Crowds threaten Blue Pools
THE Angourie Blue Pools have been hailed as ‘reaching iconic status both nationally and internationally’, yet locals are concerned they are in danger of being ‘loved to death’ if not properly looked after.
It’s been five years since a survey was conducted by Angourie locals to gain a snapshot into the usage of the Angourie pools, beaches and reserves, and the results show just how successful the tourism campaign has been.
What was most astounding was the number of people visiting the pools.

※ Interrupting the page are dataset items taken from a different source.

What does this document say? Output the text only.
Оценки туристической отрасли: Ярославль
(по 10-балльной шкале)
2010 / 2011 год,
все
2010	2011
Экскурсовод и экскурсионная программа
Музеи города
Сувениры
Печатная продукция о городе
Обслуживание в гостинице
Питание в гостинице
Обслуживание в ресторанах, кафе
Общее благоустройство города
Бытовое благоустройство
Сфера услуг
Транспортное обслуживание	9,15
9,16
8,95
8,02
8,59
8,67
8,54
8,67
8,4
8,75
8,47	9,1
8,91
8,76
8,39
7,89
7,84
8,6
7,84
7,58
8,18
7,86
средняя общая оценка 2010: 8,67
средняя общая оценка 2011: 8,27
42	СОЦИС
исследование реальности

On Monday, January 13, there were 215 people at the pools, with 21 arriving and 150 leaving in the hour between 3 and 4pm.
Secretary of the Angourie Ratepayers and Residents Association, Helen Tyas Tunggal, said the survey was prompted by locals noticing high traffic to the pools and the need to prepare an expression of interest for funding to address weeds and erosion problems in the area.
“It’s hard to make management decisions without relevant data and these recent figures will be kept with the Angourie records,” Ms Tyas Tunggal said.
Along with a group of locals, she made more than 60 visits to the pools since January 10 to gather the data.
She said the main problems the pools faced at present were weeds and erosion.
“There are weeds up to your armpits and the roots of banksia are sticking out of the ground on paths about 10cm in places,” she said.
“For the future their needs to be creative management of the pools and those that promote it should help to manage it.”
Clarence Valley Council manager of open spaces, Peter Birch, said he was not surprised at the numbers flocking to the pools and council was working with the Angourie Coastcare group on their grant proposal.
“Nothing specific is planned (for the pools) for the next six months but that’s not to say that if an issue arises that we won’t address it,” Mr Birch said.